- Born: 1967 or 1968 (age 57–58)
- Education: Harvard University (AB)
- Occupations: Television writer; producer;
- Parents: Daniel O'Keefe (father); Deborah O'Keefe (mother);
- Relatives: Laurence O'Keefe (brother); Mark O'Keefe (brother);

= Dan O'Keefe (writer) =

American writer and producer

Daniel O'Keefe (born ) is an American television writer and producer, who has worked on such shows as Seinfeld, The Drew Carey Show, The League, Silicon Valley, and Veep.

== Early and personal life ==
O'Keefe was born to writers Deborah and Daniel O'Keefe, who was best known as the creator of the holiday Festivus.
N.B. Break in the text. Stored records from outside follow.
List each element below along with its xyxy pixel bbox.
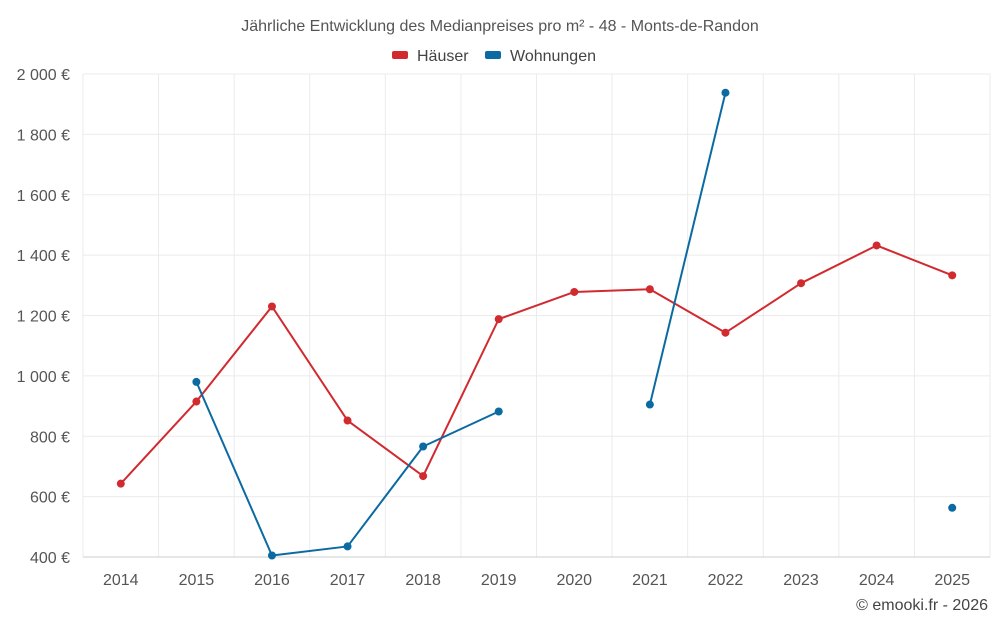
- data-point-wohnungen[interactable]: [419, 442, 428, 451]
- x-tick-label: 2017: [330, 572, 366, 589]
- x-tick-label: 2014: [103, 572, 139, 589]
- legend-item-haeuser[interactable]: Häuser: [392, 48, 469, 65]
- data-point-haeuser[interactable]: [419, 472, 428, 481]
- data-point-wohnungen[interactable]: [494, 407, 503, 416]
- series-line-haeuser: [120, 244, 953, 485]
- y-tick-label: 600 €: [30, 490, 70, 507]
- x-tick-label: 2020: [556, 572, 592, 589]
- data-point-haeuser[interactable]: [948, 271, 957, 280]
- x-tick-label: 2015: [179, 572, 215, 589]
- y-tick-label: 1 600 €: [17, 188, 70, 205]
- legend: Häuser Wohnungen: [392, 48, 596, 65]
- x-axis-tick-labels: 2014 2015 2016 2017 2018 2019 2020 2021 2022 2023…: [103, 572, 970, 589]
- data-point-haeuser[interactable]: [570, 287, 579, 296]
- data-point-haeuser[interactable]: [797, 279, 806, 288]
- credit-text: © emooki.fr - 2026: [856, 597, 988, 614]
- data-point-haeuser[interactable]: [192, 397, 201, 406]
- x-tick-label: 2019: [481, 572, 517, 589]
- data-point-haeuser[interactable]: [645, 285, 654, 294]
- legend-swatch-wohnungen: [485, 51, 501, 59]
- y-tick-label: 1 400 €: [17, 248, 70, 265]
- data-point-wohnungen[interactable]: [267, 551, 276, 560]
- x-tick-label: 2018: [405, 572, 441, 589]
- data-point-wohnungen[interactable]: [192, 377, 201, 386]
- series-line-wohnungen: [648, 92, 727, 405]
- x-tick-label: 2024: [859, 572, 895, 589]
- data-point-wohnungen[interactable]: [343, 542, 352, 551]
- x-gridlines: [82, 74, 991, 557]
- series-haeuser: [116, 241, 957, 488]
- chart-title: Jährliche Entwicklung des Medianpreises …: [241, 18, 759, 35]
- data-point-haeuser[interactable]: [494, 315, 503, 324]
- legend-item-wohnungen[interactable]: Wohnungen: [485, 48, 596, 65]
- data-point-wohnungen[interactable]: [645, 400, 654, 409]
- x-tick-label: 2022: [708, 572, 744, 589]
- legend-label-wohnungen: Wohnungen: [510, 48, 596, 65]
- data-point-haeuser[interactable]: [267, 302, 276, 311]
- data-point-wohnungen[interactable]: [721, 88, 730, 97]
- legend-swatch-haeuser: [392, 51, 408, 59]
- data-point-haeuser[interactable]: [721, 328, 730, 337]
- legend-label-haeuser: Häuser: [417, 48, 469, 65]
- x-tick-label: 2016: [254, 572, 290, 589]
- series-line-wohnungen: [195, 381, 500, 557]
- data-point-haeuser[interactable]: [116, 479, 125, 488]
- x-tick-label: 2023: [783, 572, 819, 589]
- y-tick-label: 2 000 €: [17, 67, 70, 84]
- y-tick-label: 800 €: [30, 429, 70, 446]
- data-point-haeuser[interactable]: [872, 241, 881, 250]
- y-tick-label: 1 800 €: [17, 127, 70, 144]
- y-axis-tick-labels: 400 € 600 € 800 € 1 000 € 1 200 € 1 400 € 1 60…: [17, 67, 70, 567]
- series-wohnungen: [192, 88, 957, 560]
- data-point-haeuser[interactable]: [343, 416, 352, 425]
- y-tick-label: 400 €: [30, 550, 70, 567]
- y-tick-label: 1 000 €: [17, 369, 70, 386]
- series-layer: [116, 88, 957, 560]
- data-point-wohnungen[interactable]: [948, 503, 957, 512]
- x-tick-label: 2025: [934, 572, 970, 589]
- y-tick-label: 1 200 €: [17, 309, 70, 326]
- x-tick-label: 2021: [632, 572, 668, 589]
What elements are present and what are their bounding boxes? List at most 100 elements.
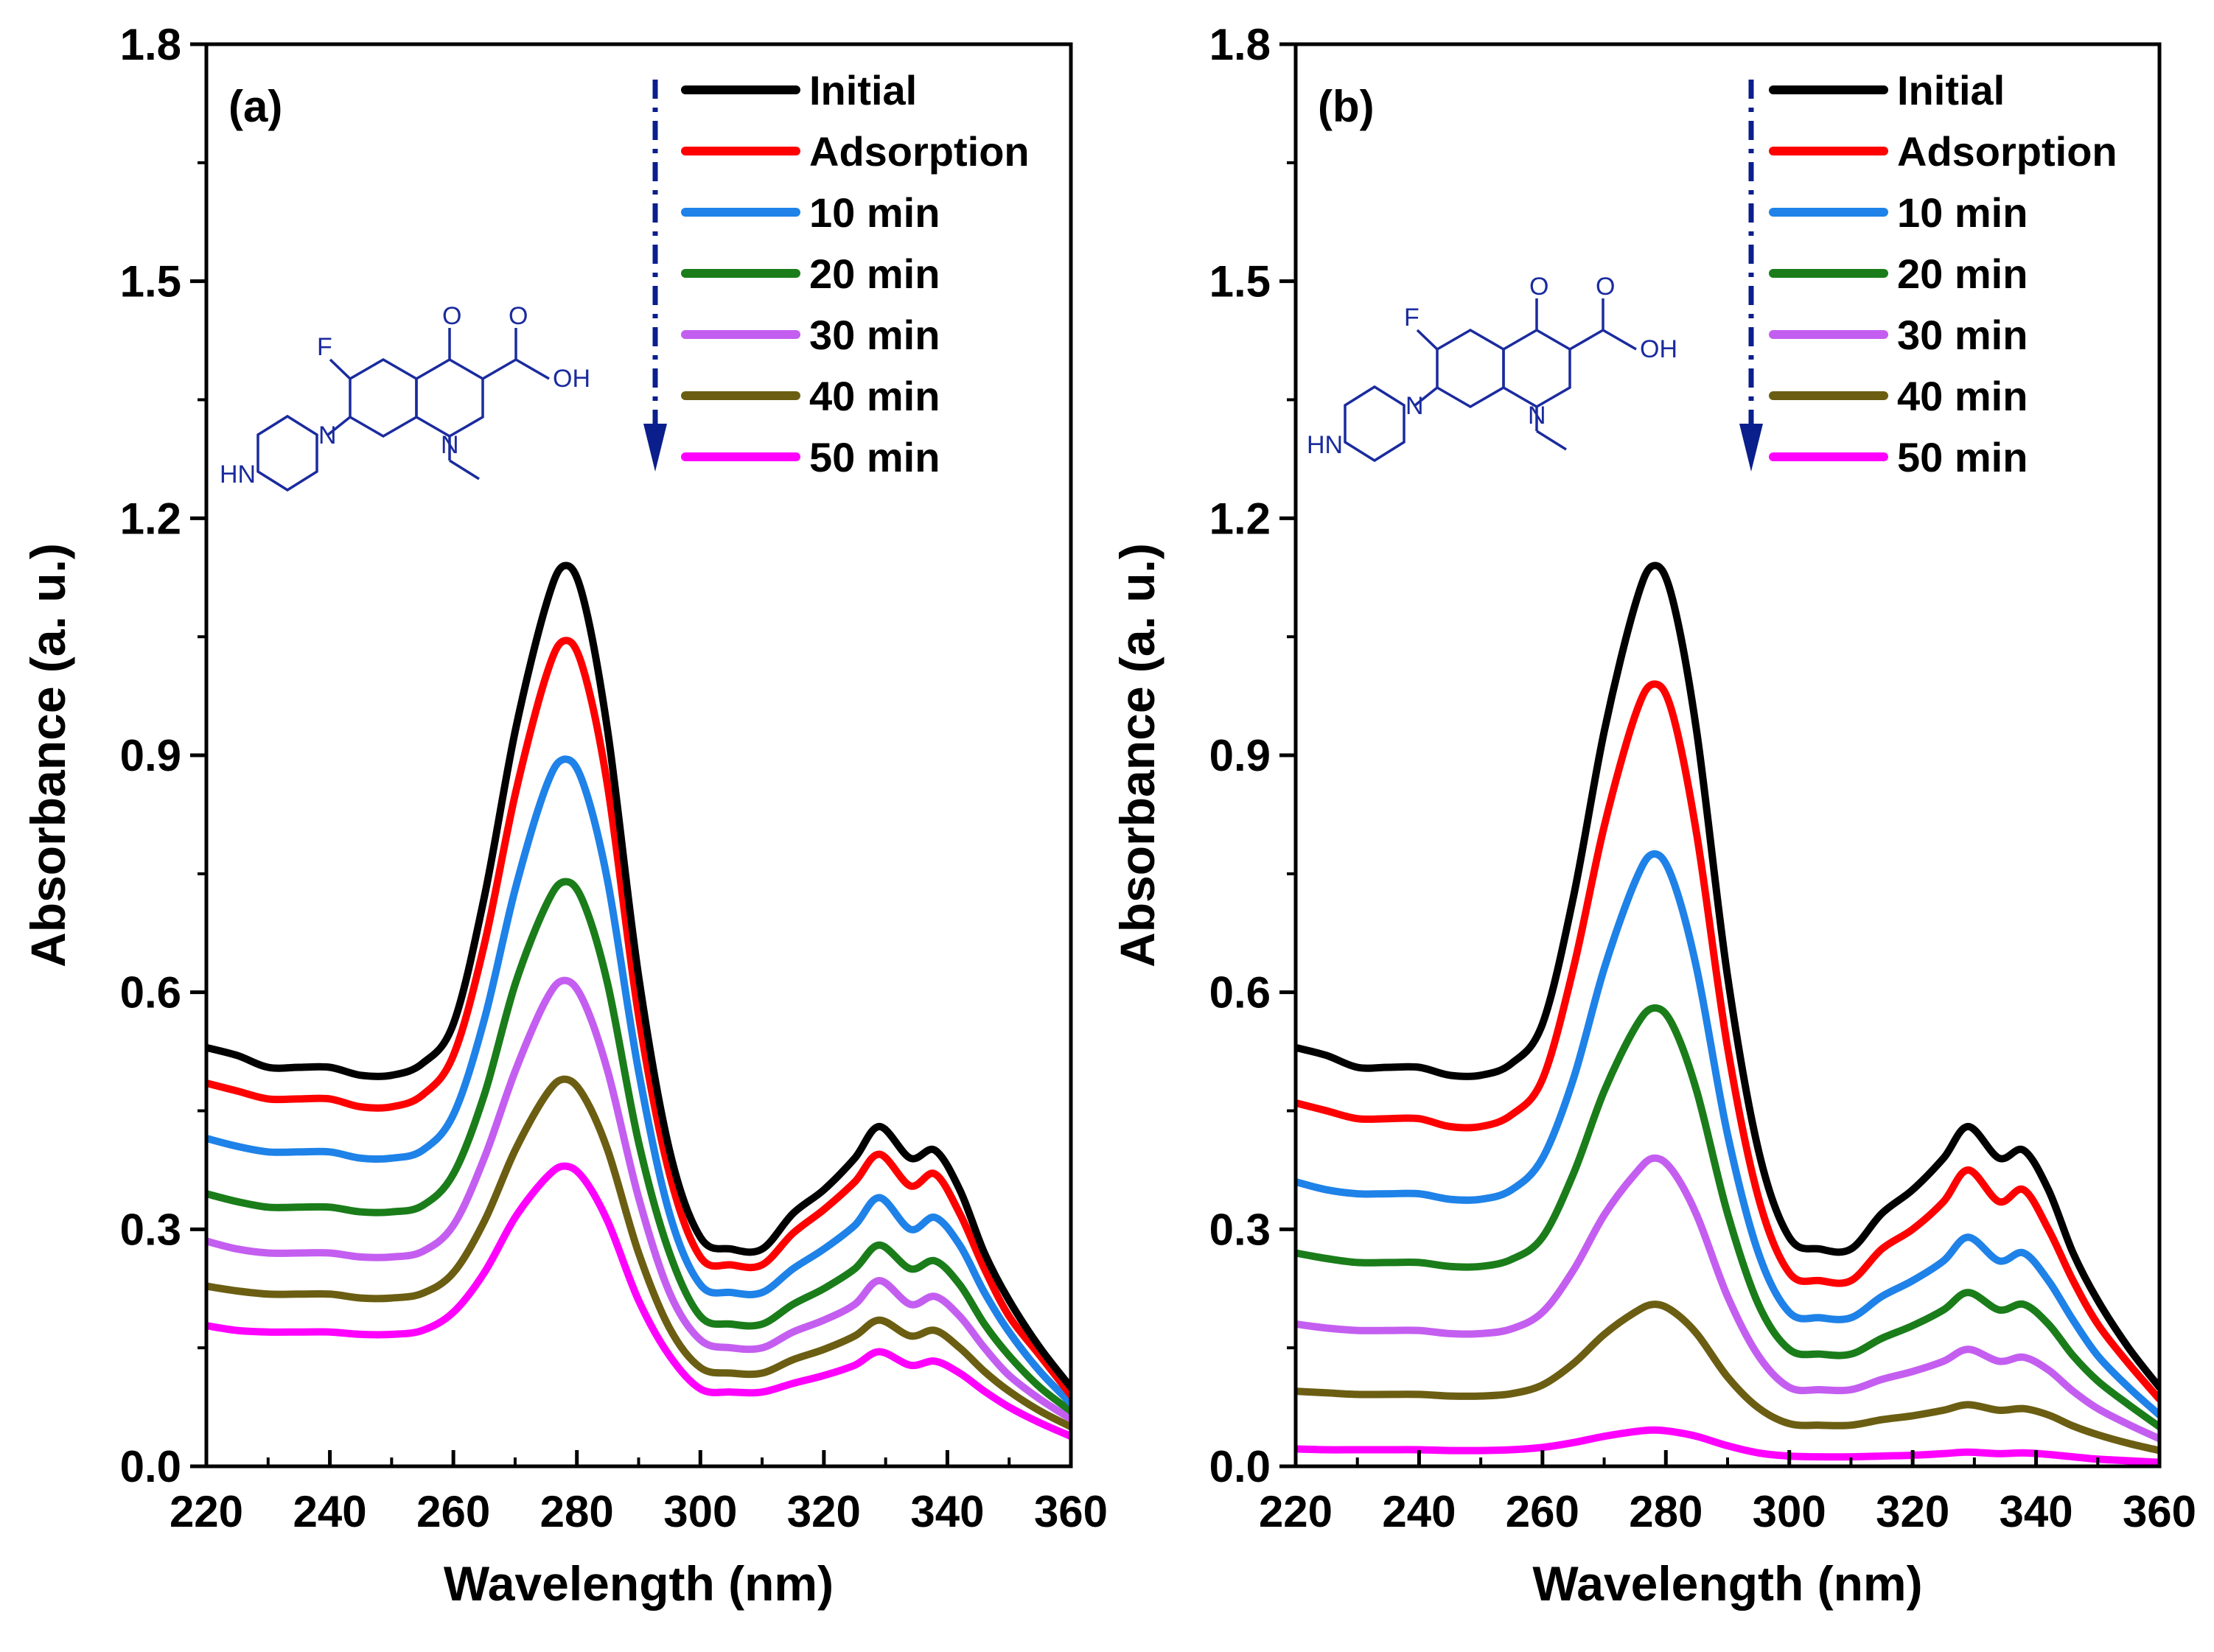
x-tick-label: 320 bbox=[1876, 1487, 1949, 1536]
series-group bbox=[206, 561, 1071, 1441]
x-tick-label: 360 bbox=[2123, 1487, 2196, 1536]
y-tick-label: 0.3 bbox=[120, 1205, 181, 1254]
panel-label: (a) bbox=[228, 82, 282, 131]
x-tick-label: 280 bbox=[1629, 1487, 1703, 1536]
molecule-atom-n1: N bbox=[1528, 402, 1546, 430]
molecule-atom-hn: HN bbox=[220, 461, 256, 489]
molecule-atom-n1: N bbox=[441, 431, 459, 459]
x-tick-label: 280 bbox=[540, 1487, 614, 1536]
molecule-bond bbox=[1416, 329, 1439, 351]
legend-label: 20 min bbox=[809, 251, 940, 297]
y-tick-label: 0.6 bbox=[1209, 968, 1271, 1018]
legend-label: 50 min bbox=[1897, 434, 2028, 480]
y-tick-label: 0.9 bbox=[1209, 731, 1271, 780]
molecule-bond bbox=[329, 358, 352, 380]
molecule-atom-f: F bbox=[1404, 304, 1419, 332]
molecule-structure: F O O OH N N HN bbox=[1307, 273, 1677, 463]
series-line-30-min bbox=[1296, 1154, 2159, 1443]
y-tick-label: 1.8 bbox=[120, 20, 181, 69]
x-tick-label: 300 bbox=[663, 1487, 737, 1536]
molecule-bond bbox=[1602, 329, 1637, 351]
legend-label: 10 min bbox=[809, 189, 940, 236]
molecule-atom-o: O bbox=[442, 302, 461, 330]
panel-label: (b) bbox=[1318, 82, 1375, 131]
molecule-bond bbox=[1569, 329, 1604, 351]
molecule-bond bbox=[326, 416, 352, 436]
x-tick-label: 340 bbox=[2000, 1487, 2073, 1536]
molecule-atom-n4: N bbox=[318, 421, 337, 449]
molecule-atom-hn: HN bbox=[1307, 431, 1343, 459]
legend-label: 30 min bbox=[1897, 312, 2028, 358]
molecule-atom-acid-o: O bbox=[509, 302, 528, 330]
y-tick-label: 0.0 bbox=[1209, 1442, 1271, 1491]
series-line-20-min bbox=[206, 878, 1071, 1415]
molecule-atom-oh: OH bbox=[553, 365, 590, 393]
y-tick-label: 0.3 bbox=[1209, 1205, 1271, 1254]
molecule-ring-pyridone bbox=[1502, 328, 1571, 409]
x-tick-label: 360 bbox=[1034, 1487, 1108, 1536]
x-tick-label: 240 bbox=[1382, 1487, 1456, 1536]
molecule-atom-n4: N bbox=[1405, 392, 1424, 420]
legend-label: 30 min bbox=[809, 312, 940, 358]
legend-label: 40 min bbox=[1897, 373, 2028, 419]
molecule-ring-benzene bbox=[349, 357, 418, 438]
legend-label: Adsorption bbox=[809, 128, 1030, 175]
molecule-ring-pyridone bbox=[415, 357, 484, 438]
y-tick-label: 1.2 bbox=[1209, 494, 1271, 543]
molecule-bond bbox=[1414, 386, 1439, 407]
molecule-atom-f: F bbox=[317, 333, 332, 361]
molecule-atom-oh: OH bbox=[1640, 335, 1677, 363]
x-tick-label: 260 bbox=[416, 1487, 490, 1536]
x-tick-label: 260 bbox=[1506, 1487, 1579, 1536]
x-tick-label: 220 bbox=[170, 1487, 243, 1536]
series-line-initial bbox=[206, 561, 1071, 1391]
x-axis-title: Wavelength (nm) bbox=[1532, 1556, 1922, 1611]
y-tick-label: 1.2 bbox=[120, 494, 181, 543]
legend: Initial Adsorption 10 min 20 min 30 min 40 mi… bbox=[681, 67, 1030, 480]
molecule-structure: F O O OH N N HN bbox=[220, 302, 590, 492]
legend-label: 20 min bbox=[1897, 251, 2028, 297]
molecule-atom-acid-o: O bbox=[1596, 273, 1615, 301]
series-line-40-min bbox=[206, 1075, 1071, 1431]
legend-label: Initial bbox=[809, 67, 917, 113]
molecule-atom-o: O bbox=[1529, 273, 1548, 301]
series-line-adsorption bbox=[1296, 680, 2159, 1403]
trend-arrow-head bbox=[643, 424, 667, 472]
molecule-bond bbox=[449, 459, 480, 480]
y-tick-label: 0.9 bbox=[120, 731, 181, 780]
legend-label: Initial bbox=[1897, 67, 2005, 113]
y-tick-label: 0.0 bbox=[120, 1442, 181, 1491]
y-tick-label: 0.6 bbox=[120, 968, 181, 1018]
series-line-40-min bbox=[1296, 1301, 2159, 1455]
y-tick-label: 1.8 bbox=[1209, 20, 1271, 69]
x-tick-label: 340 bbox=[910, 1487, 984, 1536]
series-group bbox=[1296, 561, 2159, 1466]
series-line-20-min bbox=[1296, 1004, 2159, 1431]
chart-panel-b: 220 240 260 280 300 320 340 360 0.0 0.3 0.6 0.9 1.2 1… bbox=[1110, 20, 2196, 1611]
y-tick-label: 1.5 bbox=[1209, 257, 1271, 307]
x-axis-title: Wavelength (nm) bbox=[444, 1556, 834, 1611]
molecule-ring-piperazine bbox=[256, 414, 318, 492]
legend-label: 40 min bbox=[809, 373, 940, 419]
legend-label: 50 min bbox=[809, 434, 940, 480]
series-line-10-min bbox=[206, 755, 1071, 1407]
molecule-ring-piperazine bbox=[1344, 385, 1405, 463]
y-tick-label: 1.5 bbox=[120, 257, 181, 307]
legend: Initial Adsorption 10 min 20 min 30 min 40 mi… bbox=[1769, 67, 2117, 480]
series-line-initial bbox=[1296, 561, 2159, 1391]
molecule-ring-benzene bbox=[1436, 328, 1505, 409]
x-tick-label: 240 bbox=[293, 1487, 367, 1536]
y-axis-title: Absorbance (a. u.) bbox=[21, 543, 75, 967]
molecule-bond bbox=[515, 358, 550, 380]
y-axis-title: Absorbance (a. u.) bbox=[1110, 543, 1164, 967]
molecule-bond bbox=[482, 358, 517, 380]
series-line-50-min bbox=[206, 1162, 1071, 1441]
series-line-30-min bbox=[206, 976, 1071, 1423]
x-tick-label: 320 bbox=[787, 1487, 861, 1536]
legend-label: 10 min bbox=[1897, 189, 2028, 236]
trend-arrow-head bbox=[1739, 424, 1763, 472]
x-tick-label: 300 bbox=[1753, 1487, 1826, 1536]
x-tick-label: 220 bbox=[1259, 1487, 1333, 1536]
O'Keefe has two brothers: composer Laurence O'Keefe and screenwriter Mark O'Keefe.

O'Keefe graduated from Harvard University with a Bachelor of Arts degree in 1990. He currently resides in Los Angeles.

== Career ==
As a television writer, O'Keefe was responsible for popularizing the holiday Festivus on the 1997 Seinfeld episode "The Strike". Festivus had been invented in the 1960s by O'Keefe's father, editor and author Daniel O'Keefe (1928–2012).

In 2005, Dan O'Keefe published a book about the holiday and its history, titled The Real Festivus.